There didn’t used to be stickers all over Shrimp Boat Sound. Once upon a time, it was just an anonymous chalk white box, a former commercial ice house next to the water in Key West. Tourists would walk right by with no idea Jimmy Buffett had been making records in there since the mid-1980s.

Shrimp Boat Sound has a website now, but then don’t we all?

We tend to mark time by 10s. I took my first trip to Key West in 1994, 30 years ago now. I began working on Jimmy Buffett: A Good Life All the Way, in 2014. A whole damn decade ago. It was released in 2017 and timed to the 40th anniversary of “Margaritaville.”

Jimmy died on Sept. 1, 2023, and on Labor Day weekend 2024, almost exactly a year later, I loitered around his old studio while local dignitaries set up for the official Jimmy Buffett Day proclamation. As the Key West High School marching band played a medley of Buffett tunes underneath swaying palm trees, I once again considered the sweep of the journey, from 1971, when Buffett arrived on this quiet-at-the-time little rock, to everything Margaritaville became.

“Who goes tarpon fishing on acid?” Carl Hiaasen asks in All That Is Sacred, a new(ish) documentary focused on those early 70s years and the creative energy that lit Buffett, Jim Harrison, Tom McGuane and others.

From that to the high school marching band adding piccolos and all the brass to the songbook, Jimmy Buffett wrote a story that had never been written.

The book I wrote was about change. I guess everything’s about change, really. But the question I began with was this: How did the 14th-biggest hit of 1977 become the Margaritaville Industrial Complex? I thought it’d be a cultural biography, but “Margaritaville” became Margaritaville because of Jimmy Buffett. He was one of one and his charm and his instincts built a world out of his own need to escape.

Margaritaville took him around the world and he brought that world to fans. But the story began in Key West and Key West is where it will always ring truest. Two months earlier, the Key West Art & Historical Society reached out to see if I’d be interested in giving a scholarly talk. They wanted to do something as part of the inaugural Just a Few Friends celebration. I said I didn’t know what that was, but I had recently finished writing an update to A Good Life All the Way, and had been thinking a lot once again about Jimmy, his life and his work.

That update is now available in paperback and ebook. There’s a new chapter and a new epilogue that gave me a chance to once more thank Tom Corcoran. I still haven’t thanked Tom enough. Not sure I’ll ever be able to do that.

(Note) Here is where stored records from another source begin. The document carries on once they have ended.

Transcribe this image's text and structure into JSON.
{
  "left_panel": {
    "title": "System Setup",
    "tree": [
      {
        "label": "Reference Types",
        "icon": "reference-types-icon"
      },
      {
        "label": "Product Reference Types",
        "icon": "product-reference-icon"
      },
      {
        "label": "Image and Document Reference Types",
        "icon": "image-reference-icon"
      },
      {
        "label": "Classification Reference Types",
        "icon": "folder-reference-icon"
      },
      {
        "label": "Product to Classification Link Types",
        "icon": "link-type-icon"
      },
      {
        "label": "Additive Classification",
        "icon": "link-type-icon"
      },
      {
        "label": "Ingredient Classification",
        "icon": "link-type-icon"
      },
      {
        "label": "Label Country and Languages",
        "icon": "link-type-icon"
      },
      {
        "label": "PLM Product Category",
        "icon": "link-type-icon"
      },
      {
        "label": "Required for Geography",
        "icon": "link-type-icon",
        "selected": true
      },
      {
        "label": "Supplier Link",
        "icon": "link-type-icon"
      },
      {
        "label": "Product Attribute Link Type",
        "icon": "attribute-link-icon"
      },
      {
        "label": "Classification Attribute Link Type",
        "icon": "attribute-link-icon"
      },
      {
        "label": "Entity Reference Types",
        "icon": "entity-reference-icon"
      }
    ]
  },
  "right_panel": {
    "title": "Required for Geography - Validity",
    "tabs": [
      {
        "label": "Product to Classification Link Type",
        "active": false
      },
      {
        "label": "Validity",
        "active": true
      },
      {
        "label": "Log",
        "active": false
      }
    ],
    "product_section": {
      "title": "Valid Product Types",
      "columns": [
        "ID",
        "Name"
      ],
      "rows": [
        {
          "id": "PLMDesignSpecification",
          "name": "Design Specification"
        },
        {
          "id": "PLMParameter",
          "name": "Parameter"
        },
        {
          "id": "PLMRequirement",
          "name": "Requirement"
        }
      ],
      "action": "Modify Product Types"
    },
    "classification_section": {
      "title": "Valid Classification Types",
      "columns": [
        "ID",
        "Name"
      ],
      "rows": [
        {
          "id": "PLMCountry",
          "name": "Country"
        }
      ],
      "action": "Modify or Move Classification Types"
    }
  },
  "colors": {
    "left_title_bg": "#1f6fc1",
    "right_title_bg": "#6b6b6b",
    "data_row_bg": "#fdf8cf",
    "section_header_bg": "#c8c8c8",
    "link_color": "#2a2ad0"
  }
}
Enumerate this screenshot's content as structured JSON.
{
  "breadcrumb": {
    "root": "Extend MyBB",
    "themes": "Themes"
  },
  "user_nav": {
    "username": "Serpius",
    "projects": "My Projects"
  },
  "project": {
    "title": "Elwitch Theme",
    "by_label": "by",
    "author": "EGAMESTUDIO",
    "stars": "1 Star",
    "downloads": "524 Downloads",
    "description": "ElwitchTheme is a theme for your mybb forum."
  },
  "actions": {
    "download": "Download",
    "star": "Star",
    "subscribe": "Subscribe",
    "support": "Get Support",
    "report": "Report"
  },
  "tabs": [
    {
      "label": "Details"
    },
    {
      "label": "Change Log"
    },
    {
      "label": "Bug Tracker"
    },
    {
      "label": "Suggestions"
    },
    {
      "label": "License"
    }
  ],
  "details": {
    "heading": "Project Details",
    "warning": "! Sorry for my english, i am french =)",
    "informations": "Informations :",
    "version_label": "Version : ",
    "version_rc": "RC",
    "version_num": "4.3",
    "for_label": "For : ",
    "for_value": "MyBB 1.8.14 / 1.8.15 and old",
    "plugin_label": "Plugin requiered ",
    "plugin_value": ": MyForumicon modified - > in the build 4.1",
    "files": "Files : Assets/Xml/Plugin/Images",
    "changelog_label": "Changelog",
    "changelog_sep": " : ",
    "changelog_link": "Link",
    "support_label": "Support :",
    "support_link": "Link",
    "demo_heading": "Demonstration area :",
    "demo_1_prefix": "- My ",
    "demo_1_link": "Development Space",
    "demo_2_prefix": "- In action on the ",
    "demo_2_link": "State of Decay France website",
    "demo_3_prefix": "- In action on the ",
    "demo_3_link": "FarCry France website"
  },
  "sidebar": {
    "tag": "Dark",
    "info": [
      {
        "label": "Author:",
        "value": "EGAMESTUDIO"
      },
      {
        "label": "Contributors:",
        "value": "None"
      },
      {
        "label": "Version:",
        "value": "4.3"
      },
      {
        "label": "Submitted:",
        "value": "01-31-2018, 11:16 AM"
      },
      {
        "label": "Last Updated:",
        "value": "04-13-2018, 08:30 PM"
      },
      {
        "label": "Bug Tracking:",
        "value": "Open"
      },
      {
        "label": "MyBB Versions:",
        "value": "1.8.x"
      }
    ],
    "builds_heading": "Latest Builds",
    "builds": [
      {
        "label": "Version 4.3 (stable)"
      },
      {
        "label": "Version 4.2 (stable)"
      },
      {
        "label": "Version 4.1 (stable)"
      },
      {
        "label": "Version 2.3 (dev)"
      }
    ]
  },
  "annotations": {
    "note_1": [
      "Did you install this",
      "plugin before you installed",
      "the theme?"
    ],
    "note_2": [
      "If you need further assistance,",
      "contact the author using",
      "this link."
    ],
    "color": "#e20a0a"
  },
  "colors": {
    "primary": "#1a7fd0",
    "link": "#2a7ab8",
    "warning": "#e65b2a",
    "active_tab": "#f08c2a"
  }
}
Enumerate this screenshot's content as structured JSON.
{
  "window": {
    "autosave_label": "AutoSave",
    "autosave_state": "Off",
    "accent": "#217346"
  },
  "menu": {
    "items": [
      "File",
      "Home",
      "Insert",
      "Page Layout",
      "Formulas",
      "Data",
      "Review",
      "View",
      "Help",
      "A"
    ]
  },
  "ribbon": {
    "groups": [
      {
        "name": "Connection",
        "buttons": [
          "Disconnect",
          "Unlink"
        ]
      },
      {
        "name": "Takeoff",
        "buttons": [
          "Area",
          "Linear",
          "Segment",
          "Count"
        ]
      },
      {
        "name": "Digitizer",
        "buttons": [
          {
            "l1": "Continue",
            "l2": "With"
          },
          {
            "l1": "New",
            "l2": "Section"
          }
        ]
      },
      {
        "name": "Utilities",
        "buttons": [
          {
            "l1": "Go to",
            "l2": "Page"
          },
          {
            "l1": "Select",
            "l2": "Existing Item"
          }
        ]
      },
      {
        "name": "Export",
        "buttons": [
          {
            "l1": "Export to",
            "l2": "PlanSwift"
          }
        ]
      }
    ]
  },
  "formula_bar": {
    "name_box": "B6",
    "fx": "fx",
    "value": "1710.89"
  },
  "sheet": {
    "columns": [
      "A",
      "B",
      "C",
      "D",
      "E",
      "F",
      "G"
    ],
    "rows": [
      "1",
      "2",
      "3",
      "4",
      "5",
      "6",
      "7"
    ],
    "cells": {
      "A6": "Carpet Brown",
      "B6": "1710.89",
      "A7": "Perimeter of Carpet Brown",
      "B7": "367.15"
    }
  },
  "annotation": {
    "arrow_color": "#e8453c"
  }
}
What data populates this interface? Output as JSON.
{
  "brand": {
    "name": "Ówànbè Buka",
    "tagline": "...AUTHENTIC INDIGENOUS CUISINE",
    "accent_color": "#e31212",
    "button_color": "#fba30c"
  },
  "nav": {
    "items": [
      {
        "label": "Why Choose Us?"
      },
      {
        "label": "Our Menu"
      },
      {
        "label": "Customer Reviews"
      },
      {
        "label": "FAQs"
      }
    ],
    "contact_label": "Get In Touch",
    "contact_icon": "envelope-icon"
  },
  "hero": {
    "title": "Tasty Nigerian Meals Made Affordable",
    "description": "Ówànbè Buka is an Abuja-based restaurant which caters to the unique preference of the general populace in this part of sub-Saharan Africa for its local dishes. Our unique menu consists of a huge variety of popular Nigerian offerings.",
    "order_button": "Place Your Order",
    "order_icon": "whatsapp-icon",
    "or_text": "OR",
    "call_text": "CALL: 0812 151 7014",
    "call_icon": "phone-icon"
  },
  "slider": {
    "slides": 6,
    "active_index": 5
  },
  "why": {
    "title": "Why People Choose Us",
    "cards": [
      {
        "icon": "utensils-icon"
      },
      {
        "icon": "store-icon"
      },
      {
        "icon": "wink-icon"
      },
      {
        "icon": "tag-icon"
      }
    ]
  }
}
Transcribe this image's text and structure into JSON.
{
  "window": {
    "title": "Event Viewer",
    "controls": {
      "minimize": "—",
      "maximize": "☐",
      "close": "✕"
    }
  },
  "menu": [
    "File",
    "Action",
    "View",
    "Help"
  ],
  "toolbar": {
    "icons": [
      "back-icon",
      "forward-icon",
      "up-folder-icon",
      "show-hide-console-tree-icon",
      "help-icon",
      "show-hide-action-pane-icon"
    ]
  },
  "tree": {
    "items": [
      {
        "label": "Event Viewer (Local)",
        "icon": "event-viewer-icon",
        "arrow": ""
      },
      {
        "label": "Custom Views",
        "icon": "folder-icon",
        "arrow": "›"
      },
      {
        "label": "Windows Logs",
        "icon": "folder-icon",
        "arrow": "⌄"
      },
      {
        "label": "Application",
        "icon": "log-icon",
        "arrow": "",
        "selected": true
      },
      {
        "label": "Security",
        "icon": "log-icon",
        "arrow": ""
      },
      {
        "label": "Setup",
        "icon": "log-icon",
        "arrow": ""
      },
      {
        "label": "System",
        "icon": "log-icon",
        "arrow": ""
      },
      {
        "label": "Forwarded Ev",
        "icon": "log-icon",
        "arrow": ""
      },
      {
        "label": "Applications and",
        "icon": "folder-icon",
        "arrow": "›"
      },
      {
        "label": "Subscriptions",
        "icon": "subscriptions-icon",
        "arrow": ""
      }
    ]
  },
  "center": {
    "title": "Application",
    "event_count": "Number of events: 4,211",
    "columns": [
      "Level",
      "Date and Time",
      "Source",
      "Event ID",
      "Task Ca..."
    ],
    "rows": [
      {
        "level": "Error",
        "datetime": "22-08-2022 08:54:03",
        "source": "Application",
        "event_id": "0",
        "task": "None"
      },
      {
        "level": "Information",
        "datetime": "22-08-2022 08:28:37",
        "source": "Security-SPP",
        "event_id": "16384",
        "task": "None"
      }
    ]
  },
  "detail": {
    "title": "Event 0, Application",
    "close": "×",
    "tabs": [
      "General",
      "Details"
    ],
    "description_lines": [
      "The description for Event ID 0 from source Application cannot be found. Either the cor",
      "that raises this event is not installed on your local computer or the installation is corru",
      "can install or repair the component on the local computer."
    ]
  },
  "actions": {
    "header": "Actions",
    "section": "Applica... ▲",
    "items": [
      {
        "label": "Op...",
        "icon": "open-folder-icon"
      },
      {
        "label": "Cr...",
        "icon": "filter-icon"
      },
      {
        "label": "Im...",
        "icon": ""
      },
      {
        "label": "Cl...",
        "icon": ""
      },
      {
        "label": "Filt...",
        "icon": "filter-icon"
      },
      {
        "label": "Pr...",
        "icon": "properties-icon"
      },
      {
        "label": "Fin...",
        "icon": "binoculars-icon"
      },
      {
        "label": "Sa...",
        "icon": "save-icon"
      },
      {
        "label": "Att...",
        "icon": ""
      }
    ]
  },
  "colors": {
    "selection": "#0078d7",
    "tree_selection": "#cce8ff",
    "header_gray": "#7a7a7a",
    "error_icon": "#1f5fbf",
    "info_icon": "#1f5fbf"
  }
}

The talk? It wasn’t terribly scholarly I don’t think, but we sold out a pretty little theater and had, I hope, a lot of fun. I had fun. I had a blast in the 38 short hours I was in town. Made a few new friends. Saw a few old friends. Got to waste some time in Capt. Tony’s and the Green Parrot and wander the quiet of the side streets and sit in the shade on the Afterdeck at Louie’s Backyard and stare at the sea. There still isn’t any place like Key West.